Size bir hikâye anlatacağım.
Baştan söyleyeyim bu hikâyeyi dünyanın hiçbir yerinde bulamazsınız.
( Bir ilçe hariç)
Sözünü ettiğimiz hikâyenin kahramanları birbirlerine hep madik atmışlar.
Sonra yaşadıkları yerde İlçe Başkanlığı seçimi yaklaşınca.
Birbirine madik atma konusunda cömert davranan kişiler bir araya gelip.
Bir adayı desteklemek adına toplantı düzenliyorlar.
Üstelik bana göre, Baş madikçinin sahibi olduğu Cafe’de.
Öncelikle birbirlerine.
Nasıl mı?
Biri Belediye Başkanlığına aday oluyor.
Bir diğeri o günlerde.
“Ben ş......ze oy da vermem, destekte vermem”

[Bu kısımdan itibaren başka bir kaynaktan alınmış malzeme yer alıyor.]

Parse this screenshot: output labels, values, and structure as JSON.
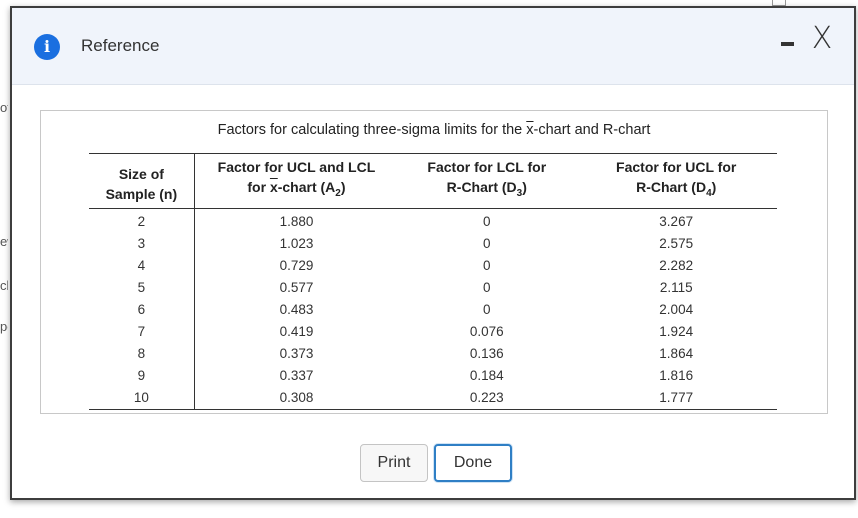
{
  "background": {
    "fragments": [
      "of",
      "ew",
      "cl",
      "pe"
    ]
  },
  "dialog": {
    "title": "Reference",
    "icons": {
      "info": "info-icon",
      "minimize": "minimize-icon",
      "close": "close-icon"
    },
    "info_glyph": "i",
    "close_glyph": "X"
  },
  "table": {
    "caption_prefix": "Factors for calculating three-sigma limits for the ",
    "caption_xbar": "x",
    "caption_suffix": "-chart and R-chart",
    "headers": {
      "n_line1": "Size of",
      "n_line2": "Sample (n)",
      "a2_line1": "Factor for UCL and LCL",
      "a2_line2_prefix": "for ",
      "a2_line2_xbar": "x",
      "a2_line2_mid": "-chart (A",
      "a2_sub": "2",
      "a2_close": ")",
      "d3_line1": "Factor for LCL for",
      "d3_line2": "R-Chart (D",
      "d3_sub": "3",
      "d3_close": ")",
      "d4_line1": "Factor for UCL for",
      "d4_line2": "R-Chart (D",
      "d4_sub": "4",
      "d4_close": ")"
    },
    "rows": [
      {
        "n": "2",
        "a2": "1.880",
        "d3": "0",
        "d4": "3.267"
      },
      {
        "n": "3",
        "a2": "1.023",
        "d3": "0",
        "d4": "2.575"
      },
      {
        "n": "4",
        "a2": "0.729",
        "d3": "0",
        "d4": "2.282"
      },
      {
        "n": "5",
        "a2": "0.577",
        "d3": "0",
        "d4": "2.115"
      },
      {
        "n": "6",
        "a2": "0.483",
        "d3": "0",
        "d4": "2.004"
      },
      {
        "n": "7",
        "a2": "0.419",
        "d3": "0.076",
        "d4": "1.924"
      },
      {
        "n": "8",
        "a2": "0.373",
        "d3": "0.136",
        "d4": "1.864"
      },
      {
        "n": "9",
        "a2": "0.337",
        "d3": "0.184",
        "d4": "1.816"
      },
      {
        "n": "10",
        "a2": "0.308",
        "d3": "0.223",
        "d4": "1.777"
      }
    ]
  },
  "buttons": {
    "print_label": "Print",
    "done_label": "Done"
  },
  "colors": {
    "accent": "#1a6fe0",
    "focus_border": "#2f7fc5",
    "titlebar_bg": "#f0f4fb"
  }
}
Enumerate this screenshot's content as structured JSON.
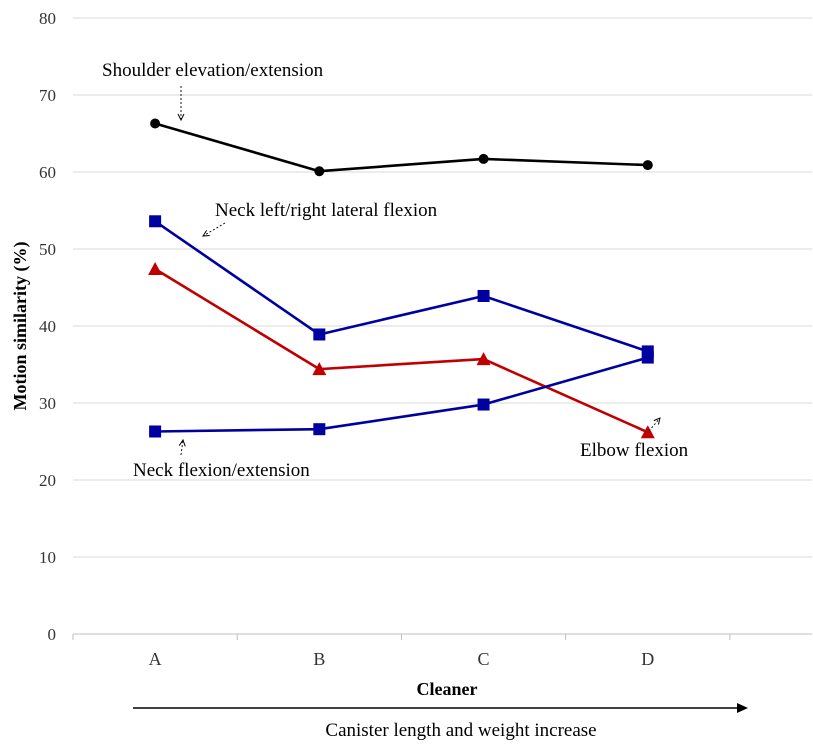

Dediği iddiasını söz konusu partinin birçok kişisi tarafından biliniyor.
Sonra destekte vermem, oy da vermem dediği (Küfürle) kişinin desteği ile ilçe başkanı oluyor.
Sonra bir başkasına meclis üyesi sıralamasından madik atılıyor.
Gel zaman git zaman.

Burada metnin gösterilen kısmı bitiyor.